Culture

The secret is out: Raw fruits and vegetables are all kosher for passover!!!

This recent Times article about the burgeoning kosher industry really makes me nuts. Like those complaining in this piece from 1992, paying huge mark-ups for the ever increasing list of kosher certified products is seriously pulling on everyone’s purse strings. Well, this Shamir has some advice for you this Passover – and for year round – STOP BUYING SO MUCH PACKAGED AND PROCESSED FOODS! Did you hear that?
Raw fruits and vegetables are KOSHER FOR PASSOVER AND KOSHER YEAR ROUND. Give ’em a good wash and ta da – you have kosher food. While you may still need to get your basics – matzah, cooking oil, vinegar, sugar, salt, pepper- with a certified heksher, anyone can make delicious, nutritious meals simply with items from the produce isle of ANY GROCERY STORE.
Whether you’re looking to save money, reduce packaging, or just eat something that’s good for you, this Shamir has a challenge for you: this Passover, try eating at least one meal per day out of purely fresh ingredients. It’s easier than you think!
Okay, I bet you’re asking: but what about PROTEIN? First of all, fruits and vegetables actually contain protein. Some K for P suggestions with high protein content include asparagus, cauliflower, broccoli, walnuts, almonds, and spinach. My personal favorites are pumpkin seeds and quinoa. Second, you can always supplement your amazing raw meal with dairy, eggs, fish or meat if those are a part of your regular diet anyway.
So, friends – quit your bitchin’ about the high expense the pareve ice cream and passover cereal – and take a simple stroll down the produce isle. And leave some comments on how it’s going!
**For some excellent vegetarian kosher for passover recipes (most of which can be adapted to be pareve), check out these suggestions from the Jew and the Carrot.

8 thoughts on “The secret is out: Raw fruits and vegetables are all kosher for passover!!!

  1. Thanks, Shamirpower– I have a general policy of not buying anything that’s specifically KFP, except for matzah, a few other staples, and. . . um. . . non-fair trade chocolate (it’s just once a year!) And no, I don’t eat kitniyot–I’ve never understood why Ashkenazi Jews (of which I am one) assume that potatoes are the only vegetables fit to serve at seder. I find the “would I eat this the rest of the year” test to be a good one for everything but matzah.

  2. Some K for P suggestions with high protein content include asparagus, cauliflower, broccoli, walnuts, almonds, and spinach.
    I heard that cauliflower and broccoli might be kitniyot.

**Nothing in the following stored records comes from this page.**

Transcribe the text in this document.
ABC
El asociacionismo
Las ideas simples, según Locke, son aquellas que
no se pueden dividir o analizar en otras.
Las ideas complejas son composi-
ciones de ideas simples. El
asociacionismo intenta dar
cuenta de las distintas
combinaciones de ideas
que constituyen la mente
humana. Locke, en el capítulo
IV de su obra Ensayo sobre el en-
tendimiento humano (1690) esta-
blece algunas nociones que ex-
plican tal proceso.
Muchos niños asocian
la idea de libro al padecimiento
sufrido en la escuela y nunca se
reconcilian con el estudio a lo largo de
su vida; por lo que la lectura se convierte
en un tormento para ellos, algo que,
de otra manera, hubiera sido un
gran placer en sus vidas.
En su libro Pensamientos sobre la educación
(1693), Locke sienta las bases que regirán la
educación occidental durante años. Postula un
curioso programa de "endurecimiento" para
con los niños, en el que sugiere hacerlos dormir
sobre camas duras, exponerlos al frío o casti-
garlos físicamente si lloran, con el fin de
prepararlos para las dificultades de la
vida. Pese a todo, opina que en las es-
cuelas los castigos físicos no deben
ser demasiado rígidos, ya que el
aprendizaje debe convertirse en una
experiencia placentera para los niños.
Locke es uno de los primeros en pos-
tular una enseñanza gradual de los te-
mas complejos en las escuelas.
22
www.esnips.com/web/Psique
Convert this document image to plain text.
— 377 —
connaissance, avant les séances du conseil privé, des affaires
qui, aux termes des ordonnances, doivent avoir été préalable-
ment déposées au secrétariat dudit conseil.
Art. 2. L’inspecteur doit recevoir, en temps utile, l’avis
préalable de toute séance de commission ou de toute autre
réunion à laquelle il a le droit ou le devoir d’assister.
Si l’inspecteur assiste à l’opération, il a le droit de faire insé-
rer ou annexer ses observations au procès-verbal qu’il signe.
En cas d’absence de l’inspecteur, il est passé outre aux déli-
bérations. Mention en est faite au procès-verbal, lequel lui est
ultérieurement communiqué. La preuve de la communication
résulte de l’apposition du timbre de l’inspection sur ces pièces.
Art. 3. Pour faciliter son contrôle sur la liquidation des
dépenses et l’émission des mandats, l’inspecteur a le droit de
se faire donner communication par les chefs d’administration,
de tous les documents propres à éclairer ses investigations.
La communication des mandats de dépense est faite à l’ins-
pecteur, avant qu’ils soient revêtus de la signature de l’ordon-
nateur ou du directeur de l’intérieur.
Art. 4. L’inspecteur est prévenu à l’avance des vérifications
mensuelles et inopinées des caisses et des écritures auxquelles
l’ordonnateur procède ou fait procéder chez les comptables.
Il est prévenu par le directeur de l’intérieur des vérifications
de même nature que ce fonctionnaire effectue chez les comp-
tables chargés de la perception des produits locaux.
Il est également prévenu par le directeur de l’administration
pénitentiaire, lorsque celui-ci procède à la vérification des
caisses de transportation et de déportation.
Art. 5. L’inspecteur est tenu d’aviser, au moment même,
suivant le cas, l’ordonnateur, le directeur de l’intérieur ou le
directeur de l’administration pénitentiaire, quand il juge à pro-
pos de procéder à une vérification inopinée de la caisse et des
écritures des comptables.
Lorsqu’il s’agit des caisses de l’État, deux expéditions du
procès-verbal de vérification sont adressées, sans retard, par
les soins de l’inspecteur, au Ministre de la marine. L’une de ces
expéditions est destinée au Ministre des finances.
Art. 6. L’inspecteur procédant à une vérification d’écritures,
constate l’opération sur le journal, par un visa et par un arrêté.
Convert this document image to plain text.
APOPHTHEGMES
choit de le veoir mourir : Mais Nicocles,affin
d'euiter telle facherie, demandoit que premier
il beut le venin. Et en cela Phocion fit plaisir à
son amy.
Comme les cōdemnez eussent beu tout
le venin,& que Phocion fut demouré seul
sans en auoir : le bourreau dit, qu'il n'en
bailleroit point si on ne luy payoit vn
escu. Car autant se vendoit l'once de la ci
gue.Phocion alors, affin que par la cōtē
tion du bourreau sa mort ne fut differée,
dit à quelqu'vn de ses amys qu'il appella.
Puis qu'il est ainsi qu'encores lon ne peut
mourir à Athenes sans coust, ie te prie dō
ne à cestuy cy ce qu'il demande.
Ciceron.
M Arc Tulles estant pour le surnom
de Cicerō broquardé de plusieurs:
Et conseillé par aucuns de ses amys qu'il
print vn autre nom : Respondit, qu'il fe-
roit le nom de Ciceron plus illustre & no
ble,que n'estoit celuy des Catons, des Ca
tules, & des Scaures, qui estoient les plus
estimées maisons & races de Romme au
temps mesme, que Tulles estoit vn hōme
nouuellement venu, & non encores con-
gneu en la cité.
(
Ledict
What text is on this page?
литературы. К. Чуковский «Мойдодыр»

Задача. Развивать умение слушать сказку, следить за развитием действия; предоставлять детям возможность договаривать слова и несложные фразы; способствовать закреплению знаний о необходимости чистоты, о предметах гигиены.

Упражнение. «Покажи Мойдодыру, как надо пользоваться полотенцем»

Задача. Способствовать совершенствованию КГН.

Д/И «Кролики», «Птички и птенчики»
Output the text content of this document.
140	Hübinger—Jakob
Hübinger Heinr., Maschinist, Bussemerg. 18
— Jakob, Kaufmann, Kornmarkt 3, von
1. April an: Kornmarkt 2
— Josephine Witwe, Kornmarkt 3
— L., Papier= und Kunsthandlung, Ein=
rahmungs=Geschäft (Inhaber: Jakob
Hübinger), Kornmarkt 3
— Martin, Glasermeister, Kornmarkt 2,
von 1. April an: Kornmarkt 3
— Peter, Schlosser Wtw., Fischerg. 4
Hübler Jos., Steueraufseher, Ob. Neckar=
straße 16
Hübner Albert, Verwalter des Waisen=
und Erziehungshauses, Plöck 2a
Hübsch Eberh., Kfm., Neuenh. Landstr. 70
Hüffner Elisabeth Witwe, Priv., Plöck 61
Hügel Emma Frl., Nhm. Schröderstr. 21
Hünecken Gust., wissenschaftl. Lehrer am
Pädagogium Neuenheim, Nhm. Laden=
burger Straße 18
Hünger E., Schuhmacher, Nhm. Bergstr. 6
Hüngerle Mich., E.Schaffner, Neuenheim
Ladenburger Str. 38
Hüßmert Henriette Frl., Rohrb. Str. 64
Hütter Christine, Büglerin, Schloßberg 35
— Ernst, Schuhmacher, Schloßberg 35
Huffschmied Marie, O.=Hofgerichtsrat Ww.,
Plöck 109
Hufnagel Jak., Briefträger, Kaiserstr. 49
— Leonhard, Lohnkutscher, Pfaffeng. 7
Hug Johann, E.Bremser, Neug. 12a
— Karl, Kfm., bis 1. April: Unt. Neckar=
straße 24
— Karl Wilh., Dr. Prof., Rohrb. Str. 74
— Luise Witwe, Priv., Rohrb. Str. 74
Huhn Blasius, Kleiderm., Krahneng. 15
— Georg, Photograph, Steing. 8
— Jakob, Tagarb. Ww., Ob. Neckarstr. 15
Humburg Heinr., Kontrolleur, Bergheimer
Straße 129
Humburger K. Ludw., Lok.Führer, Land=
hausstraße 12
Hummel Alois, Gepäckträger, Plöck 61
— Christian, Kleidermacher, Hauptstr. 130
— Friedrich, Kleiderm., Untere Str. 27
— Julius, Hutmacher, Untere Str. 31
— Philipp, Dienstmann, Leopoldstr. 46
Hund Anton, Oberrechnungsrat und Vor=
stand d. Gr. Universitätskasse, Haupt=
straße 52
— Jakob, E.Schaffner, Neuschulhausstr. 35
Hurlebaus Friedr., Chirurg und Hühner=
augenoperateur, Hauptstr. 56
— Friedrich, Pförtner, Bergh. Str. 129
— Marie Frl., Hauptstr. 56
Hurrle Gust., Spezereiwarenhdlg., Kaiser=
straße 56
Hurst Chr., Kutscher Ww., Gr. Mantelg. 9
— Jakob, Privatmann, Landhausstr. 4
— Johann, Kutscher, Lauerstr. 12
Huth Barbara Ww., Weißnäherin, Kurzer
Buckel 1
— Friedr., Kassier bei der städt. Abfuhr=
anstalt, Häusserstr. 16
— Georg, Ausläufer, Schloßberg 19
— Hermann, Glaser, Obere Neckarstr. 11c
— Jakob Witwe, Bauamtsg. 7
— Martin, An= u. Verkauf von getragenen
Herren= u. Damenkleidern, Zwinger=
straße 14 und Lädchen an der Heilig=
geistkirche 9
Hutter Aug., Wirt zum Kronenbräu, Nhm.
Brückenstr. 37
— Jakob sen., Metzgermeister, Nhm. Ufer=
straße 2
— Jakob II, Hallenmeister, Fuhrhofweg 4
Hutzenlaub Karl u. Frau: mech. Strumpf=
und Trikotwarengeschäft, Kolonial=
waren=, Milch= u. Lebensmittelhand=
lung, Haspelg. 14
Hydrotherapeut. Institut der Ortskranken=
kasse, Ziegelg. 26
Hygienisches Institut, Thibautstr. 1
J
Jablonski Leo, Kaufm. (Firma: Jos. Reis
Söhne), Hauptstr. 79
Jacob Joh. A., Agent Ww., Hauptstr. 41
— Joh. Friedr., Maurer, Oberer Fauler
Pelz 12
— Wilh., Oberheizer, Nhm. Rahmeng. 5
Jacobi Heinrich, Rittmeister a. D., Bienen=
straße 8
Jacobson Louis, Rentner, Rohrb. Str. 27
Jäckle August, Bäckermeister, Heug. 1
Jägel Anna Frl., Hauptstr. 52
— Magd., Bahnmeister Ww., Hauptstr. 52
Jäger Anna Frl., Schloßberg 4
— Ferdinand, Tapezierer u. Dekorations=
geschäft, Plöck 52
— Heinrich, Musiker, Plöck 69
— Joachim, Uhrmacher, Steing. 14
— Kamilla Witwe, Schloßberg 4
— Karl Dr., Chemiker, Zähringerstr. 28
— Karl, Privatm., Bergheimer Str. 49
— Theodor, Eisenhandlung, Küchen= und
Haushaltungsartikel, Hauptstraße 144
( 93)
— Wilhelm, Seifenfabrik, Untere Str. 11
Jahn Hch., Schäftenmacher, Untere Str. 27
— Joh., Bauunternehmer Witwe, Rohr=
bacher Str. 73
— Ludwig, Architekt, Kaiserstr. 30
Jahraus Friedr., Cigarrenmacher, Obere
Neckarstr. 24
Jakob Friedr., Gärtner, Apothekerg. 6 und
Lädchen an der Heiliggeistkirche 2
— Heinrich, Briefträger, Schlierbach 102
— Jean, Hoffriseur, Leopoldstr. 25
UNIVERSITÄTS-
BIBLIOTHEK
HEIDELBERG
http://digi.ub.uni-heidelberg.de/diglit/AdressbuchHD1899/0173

  3. When I was in Hebrew school, our teacher made it very clear that all fruits and vegetables were kosher all year round– I had no idea that she was letting us in on “a secret.” The irony of Ashkenazi thinking only potatoes are kosher for Pesach is that potatoes are not even indigenous to Europe– they’re from the Americas originally. (Something I realized one evening while making latkes.)

  4. this is great, Shamir! I love that Passover gives us a chance to strip down to the basics and eat a little lighter (aside from the seders, of course). Hard boiled eggs, matzah, and fresh salads, and maybe a homemade macaroon or two – what more do you really need?
    Thanks for the linky love to our recipes!

  5. Then again, you might want to check out Kosher.org, where Rabbi Abadi shows how even Ashkenazim can eat most normal processed foods during Pesach.
    He takes the sensible (and popular in Israel) notion that even if you don’t eat kitniyot, you can oil from kitniyot that comprise a minority of the food. So a little corn syrup doesn’t make something treif for Pesach.
    It’s actually quite revolutionary for someone who had grown accustomed to the OU list. It will be quite a shock, to be honest, to see some of these foods in our house of Pesach. But I can’t in good conscience rely on the halachic rulings of the OU’s chief halachic authority, Rabbi Herschel Schachter.